Comparison Table: Best Banking Apps for Freelancers

App Monthly Fee Best For Trustpilot Rating
Lili $0 (Basic) Tax Automation 4.2/5
Novo $0 Integrations 4.1/5
Bluevine $0 High Interest 4.3/5
Found $0 (Basic) Bookkeeping 4.0/5
Chime $0 Early Payday 4.0/5
Mercury $0 Scaling Startups 4.5/5
Relay $0 Multiple Accounts 4.2/5

The Verdict

Here’s how I’d break it down:

  • The “Just Starting Out” Pick: Chime. Zero fees, early deposits, and no business paperwork required. Use this until you’re invoicing $50,000+/year, then graduate to a real business account.

  • The “I Hate Math” Pick: Found. The automatic bookkeeping pays for itself if you avoid even one hour of accountant fees.

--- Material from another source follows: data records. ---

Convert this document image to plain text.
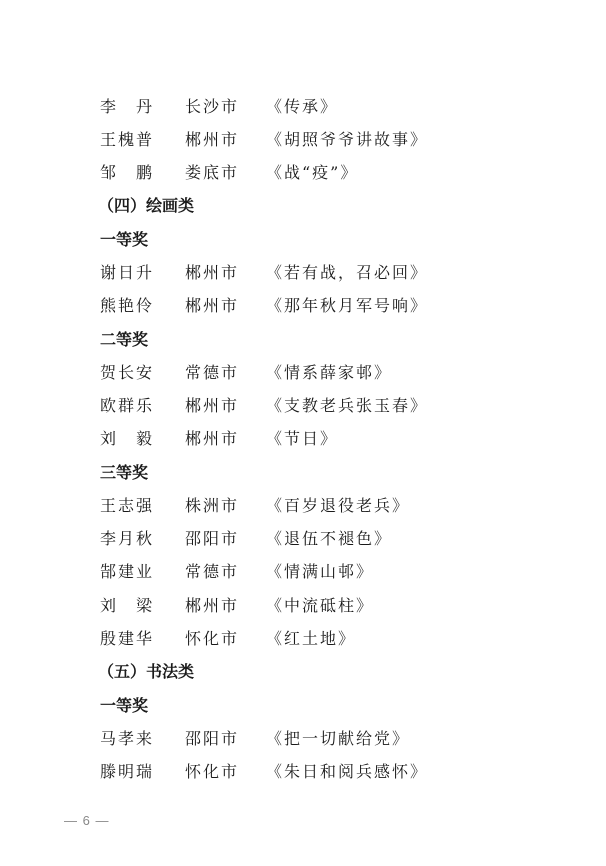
李　丹	长沙市	《传承》
王槐普	郴州市	《胡照爷爷讲故事》
邹　鹏	娄底市	《战“疫”》
（四）绘画类
一等奖
谢日升	郴州市	《若有战，召必回》
熊艳伶	郴州市	《那年秋月军号响》
二等奖
贺长安	常德市	《情系薛家邨》
欧群乐	郴州市	《支教老兵张玉春》
刘　毅	郴州市	《节日》
三等奖
王志强	株洲市	《百岁退役老兵》
李月秋	邵阳市	《退伍不褪色》
郜建业	常德市	《情满山邨》
刘　梁	郴州市	《中流砥柱》
殷建华	怀化市	《红土地》
（五）书法类
一等奖
马孝来	邵阳市	《把一切献给党》
滕明瑞	怀化市	《朱日和阅兵感怀》
— 6 —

  • The “I Want Free Money” Pick: Bluevine. That high APY turns idle cash into meaningful income. If you’re sitting on $20,000+ between projects, this is a no-brainer.

  • The “Profit First Devotee” Pick: Relay. Twenty free accounts mean you can follow the Profit First system to the letter without workarounds.

No single app wins every category. But picking the right one saves you money, stress, and that sinking feeling when the IRS sends a letter.